2018–2019 Public Seminar Series: Martin Venezky
UIC School of Design 2018–2019 Public Seminar Series
Martin Venezky
Graphic designer and artist Martin Venezky experiments in typography, book design, and photography. For the past several years he has expanded his interest in photographic process, abstraction, and installation, creating new bodies of work. The San Francisco Museum of Modern Art honored Venezky with a solo exhibition in 2001, and his monograph It Is Beautiful ... Then Gone was published by Princeton Architectural Press. In 2015 Venezky was inducted into the Alliance Graphique Internationale, and in 2018 San Francisco’s Letterform Archive acquired an extensive collection of his work, studies, and process.
Venezky has taught at RISD, CalArts, and California College of the Arts, where he is currently a professor in the graduate design program. He has an undergraduate degree from Dartmouth and an MFA in design from Cranbrook.
The UIC School of Design public seminar series serves as a research platform for the school’s MDES program, stimulating broad intellectual inquiry about the values guiding the designer by promoting discourse across industrial and graphic design.
Thursday, February 7
6:00–7:30 pm
Room 1100
Architecture and Design Studios
845 West Harrison Street, Chicago
This event is free and open to the public.
UIC School of Design 2018–19 public seminar series
This year’s public seminar series explores the boundaries and overlaps between design and craft, investigating contemporary positions in design that incorporate craft as a form of critical design practice.
At a time when the reindustrialization of America is attracting growing interest, craftsmanship is making a counter-resurgence. Contemporary designers incorporate artisanal processes, materials, and the flaws of the handmade in their work, while museums are demonstrating a renewed interest in “feminine” subjects such as fiber and ceramics. Technology enables artisanal practices — 3D printing allows designers to make, customize, and repair on their own; and to serve as editor, publisher, and distributor.
While craft skills and processes have often been integral to industrial production, this revival may reflect a response to the negative consequences of modernization, globalization, and abusive labor conditions in the developing world, as it did for the Arts and Crafts movement and the early years of the Bauhaus.
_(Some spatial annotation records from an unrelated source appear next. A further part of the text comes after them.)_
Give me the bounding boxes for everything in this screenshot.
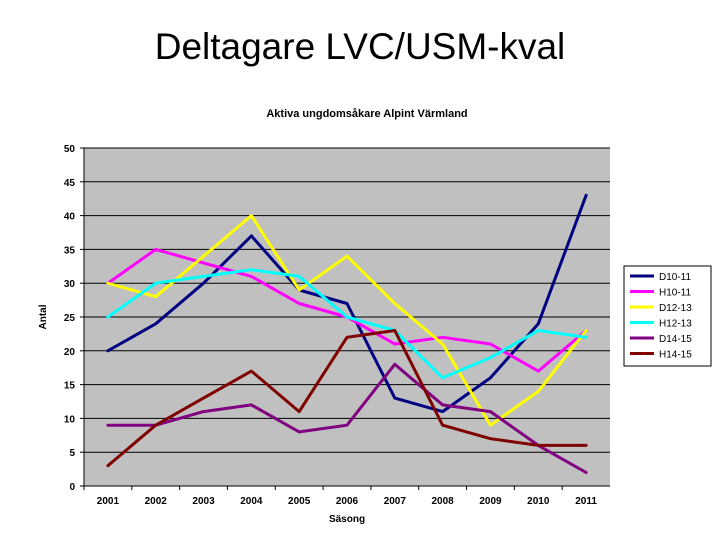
series-line-d10-11 <box>106 193 588 414</box>
x-tick-label: 2001 <box>97 496 120 507</box>
x-tick-label: 2005 <box>288 496 311 507</box>
y-tick-label: 40 <box>64 212 76 223</box>
x-axis-title: Säsong <box>329 514 365 525</box>
series-line-d12-13 <box>106 214 588 427</box>
x-tick-label: 2003 <box>192 496 215 507</box>
chart-title: Aktiva ungdomsåkare Alpint Värmland <box>266 108 467 120</box>
y-tick-label: 20 <box>64 347 76 358</box>
y-tick-label: 50 <box>64 144 76 155</box>
legend-label-d12-13: D12-13 <box>659 303 692 314</box>
series-line-h12-13 <box>106 268 588 380</box>
y-tick-label: 10 <box>64 414 76 425</box>
x-tick-label: 2009 <box>479 496 502 507</box>
x-tick-label: 2010 <box>527 496 550 507</box>
series-lines <box>106 193 588 474</box>
series-line-d14-15 <box>106 362 588 474</box>
x-tick-label: 2004 <box>240 496 263 507</box>
y-tick-label: 5 <box>69 448 75 459</box>
x-tick-label: 2006 <box>336 496 359 507</box>
legend-label-d14-15: D14-15 <box>659 334 692 345</box>
x-tick-label: 2008 <box>432 496 455 507</box>
legend-label-h12-13: H12-13 <box>659 319 692 330</box>
y-axis-title: Antal <box>38 304 49 329</box>
legend-label-h14-15: H14-15 <box>659 350 692 361</box>
y-tick-label: 0 <box>69 482 75 493</box>
x-tick-label: 2011 <box>575 496 597 507</box>
y-tick-label: 15 <box>64 381 76 392</box>
y-tick-label: 25 <box>64 313 76 324</box>
x-tick-labels: 2001 2002 2003 2004 2005 2006 2007 2008 2009 2010… <box>83 486 597 507</box>
legend-label-h10-11: H10-11 <box>659 288 691 299</box>
y-tick-label: 35 <box>64 245 76 256</box>
legend-box <box>623 265 712 367</box>
series-line-h14-15 <box>106 329 588 468</box>
legend-label-d10-11: D10-11 <box>659 272 691 283</box>
y-tick-labels: 0 5 10 15 20 25 30 35 40 45 50 <box>64 144 84 493</box>
x-tick-label: 2007 <box>384 496 407 507</box>
slide-title: Deltagare LVC/USM-kval <box>154 26 566 67</box>
y-tick-label: 30 <box>64 279 76 290</box>
legend: D10-11 H10-11 D12-13 H12-13 D14-15 H14-15 <box>623 265 712 367</box>
x-tick-label: 2002 <box>145 496 168 507</box>
y-tick-label: 45 <box>64 178 76 189</box>
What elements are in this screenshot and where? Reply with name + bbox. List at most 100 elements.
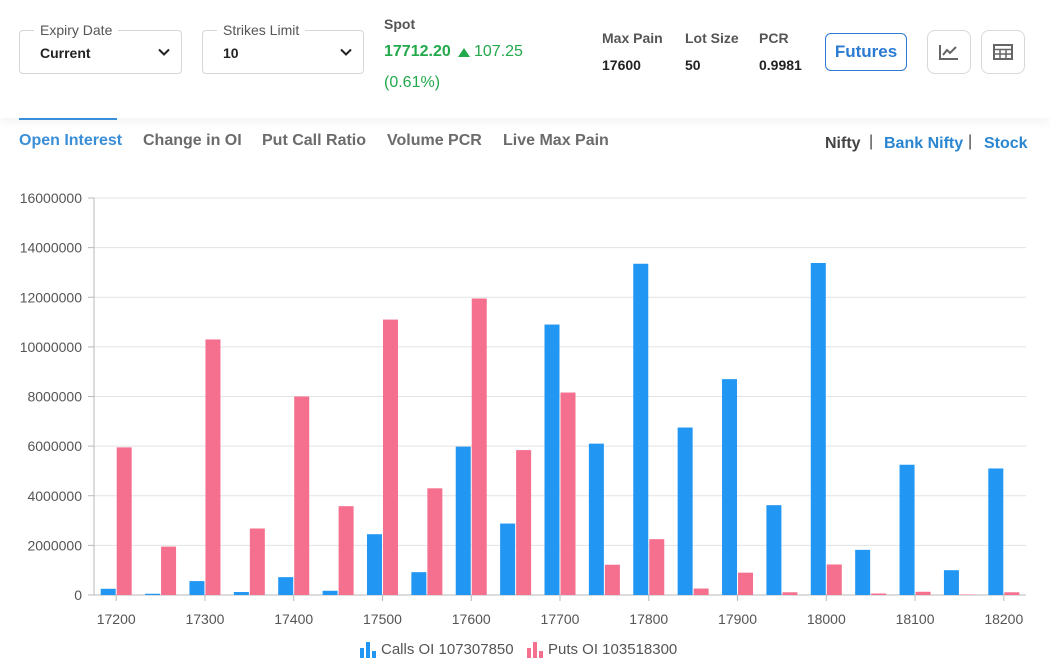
spot-change: 107.25 bbox=[458, 43, 523, 61]
x-tick-label: 17500 bbox=[363, 611, 402, 627]
y-tick-label: 12000000 bbox=[20, 289, 83, 305]
chart-view-button[interactable] bbox=[927, 30, 971, 74]
legend-calls-label: Calls OI 107307850 bbox=[381, 641, 514, 658]
open-interest-bar-chart: 0 2000000 4000000 6000000 8000000 10000000 120… bbox=[20, 190, 1026, 627]
puts-oi-bar bbox=[205, 339, 221, 595]
chevron-down-icon bbox=[340, 48, 352, 56]
y-tick-label: 4000000 bbox=[27, 488, 82, 504]
puts-oi-bar bbox=[915, 591, 931, 595]
y-tick-label: 0 bbox=[74, 587, 82, 603]
calls-oi-bar bbox=[899, 464, 915, 595]
max-pain-label: Max Pain bbox=[602, 30, 663, 46]
tab-live-max-pain[interactable]: Live Max Pain bbox=[503, 132, 609, 149]
chart-tabs: Open Interest Change in OI Put Call Rati… bbox=[0, 118, 1050, 168]
calls-oi-bar bbox=[588, 443, 604, 595]
calls-oi-bar bbox=[722, 379, 738, 595]
calls-oi-bar bbox=[766, 505, 782, 595]
puts-oi-bar bbox=[382, 319, 398, 595]
puts-oi-bar bbox=[294, 396, 310, 595]
calls-oi-bar bbox=[189, 581, 205, 595]
y-tick-label: 8000000 bbox=[27, 389, 82, 405]
calls-oi-bar bbox=[100, 588, 116, 595]
y-tick-label: 10000000 bbox=[20, 339, 83, 355]
y-tick-label: 16000000 bbox=[20, 190, 83, 206]
table-view-button[interactable] bbox=[981, 30, 1025, 74]
index-nifty[interactable]: Nifty bbox=[825, 135, 861, 152]
chevron-down-icon bbox=[158, 48, 170, 56]
puts-oi-bar bbox=[116, 447, 132, 595]
puts-oi-bar bbox=[516, 450, 532, 595]
calls-oi-bar bbox=[322, 590, 338, 595]
spot-change-value: 107.25 bbox=[474, 43, 523, 60]
spot-change-percent: (0.61%) bbox=[384, 74, 441, 91]
puts-oi-bar bbox=[738, 572, 754, 595]
max-pain-value: 17600 bbox=[602, 57, 641, 73]
expiry-date-value: Current bbox=[40, 45, 91, 61]
legend-puts[interactable]: Puts OI 103518300 bbox=[527, 641, 677, 658]
lot-size-value: 50 bbox=[685, 57, 701, 73]
puts-oi-bar bbox=[604, 564, 620, 595]
y-tick-label: 2000000 bbox=[27, 537, 82, 553]
puts-oi-bar bbox=[1004, 592, 1020, 595]
index-stock[interactable]: Stock bbox=[984, 135, 1028, 152]
strikes-limit-select[interactable]: Strikes Limit 10 bbox=[202, 22, 364, 74]
tab-change-in-oi[interactable]: Change in OI bbox=[143, 132, 242, 149]
x-tick-label: 17800 bbox=[629, 611, 668, 627]
tab-open-interest[interactable]: Open Interest bbox=[19, 132, 123, 149]
x-tick-label: 17300 bbox=[185, 611, 224, 627]
expiry-date-select[interactable]: Expiry Date Current bbox=[19, 22, 182, 74]
tab-put-call-ratio[interactable]: Put Call Ratio bbox=[262, 132, 367, 149]
puts-oi-bar bbox=[161, 546, 177, 595]
puts-oi-bar bbox=[427, 488, 443, 595]
lot-size-label: Lot Size bbox=[685, 30, 739, 46]
index-separator: | bbox=[869, 133, 874, 150]
puts-oi-bar bbox=[826, 564, 842, 595]
calls-oi-bar bbox=[943, 570, 959, 595]
legend-puts-label: Puts OI 103518300 bbox=[548, 641, 678, 658]
puts-oi-bar bbox=[871, 593, 887, 595]
x-tick-label: 18100 bbox=[896, 611, 935, 627]
calls-oi-bar bbox=[633, 263, 649, 595]
puts-oi-bar bbox=[249, 528, 265, 595]
x-tick-label: 18200 bbox=[984, 611, 1023, 627]
calls-oi-bar bbox=[411, 572, 427, 595]
spot-value: 17712.20 bbox=[384, 43, 451, 60]
x-tick-label: 17700 bbox=[541, 611, 580, 627]
calls-oi-bar bbox=[855, 549, 871, 595]
x-tick-label: 17400 bbox=[274, 611, 313, 627]
pcr-label: PCR bbox=[759, 30, 789, 46]
x-tick-label: 18000 bbox=[807, 611, 846, 627]
spot-label: Spot bbox=[384, 16, 416, 32]
calls-oi-bar bbox=[500, 523, 516, 595]
calls-oi-bar bbox=[810, 263, 826, 595]
calls-oi-bar bbox=[145, 593, 161, 595]
x-tick-label: 17900 bbox=[718, 611, 757, 627]
calls-oi-bar bbox=[233, 592, 249, 595]
pcr-value: 0.9981 bbox=[759, 57, 802, 73]
puts-oi-bar bbox=[560, 392, 576, 595]
active-tab-indicator bbox=[19, 118, 117, 120]
legend-calls[interactable]: Calls OI 107307850 bbox=[360, 641, 514, 658]
calls-oi-bar bbox=[455, 446, 471, 595]
strikes-limit-label: Strikes Limit bbox=[217, 22, 306, 38]
puts-oi-bar bbox=[649, 539, 665, 595]
x-tick-label: 17200 bbox=[97, 611, 136, 627]
index-bank-nifty[interactable]: Bank Nifty bbox=[884, 135, 964, 152]
calls-oi-bar bbox=[366, 534, 382, 595]
calls-oi-bar bbox=[988, 468, 1004, 595]
puts-oi-bar bbox=[338, 506, 354, 595]
bar-chart-icon bbox=[527, 641, 543, 658]
index-separator: | bbox=[968, 133, 973, 150]
line-chart-icon bbox=[939, 45, 958, 60]
puts-oi-bar bbox=[693, 588, 709, 595]
expiry-date-label: Expiry Date bbox=[34, 22, 119, 38]
tab-volume-pcr[interactable]: Volume PCR bbox=[387, 132, 482, 149]
triangle-up-icon bbox=[458, 47, 470, 57]
futures-button[interactable]: Futures bbox=[825, 33, 907, 71]
calls-oi-bar bbox=[544, 324, 560, 595]
calls-oi-bar bbox=[677, 427, 693, 595]
puts-oi-bar bbox=[782, 592, 798, 595]
puts-oi-bar bbox=[471, 298, 487, 595]
strikes-limit-value: 10 bbox=[223, 45, 239, 61]
calls-oi-bar bbox=[278, 577, 294, 595]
Or perhaps it provides an antidote to the pervasiveness of mechanistic production and the digital world, allowing space for disciplinary skill, obsessive focus, and what sociologist Richard Sennett calls “the special human condition of being engaged.” Whether a form of cultural and economic resistance or an essential human value, craft’s current prominence suggests a reevaluation of the importance of artisanal practices, and a renewed emphasis on the ethical value of doing a job well.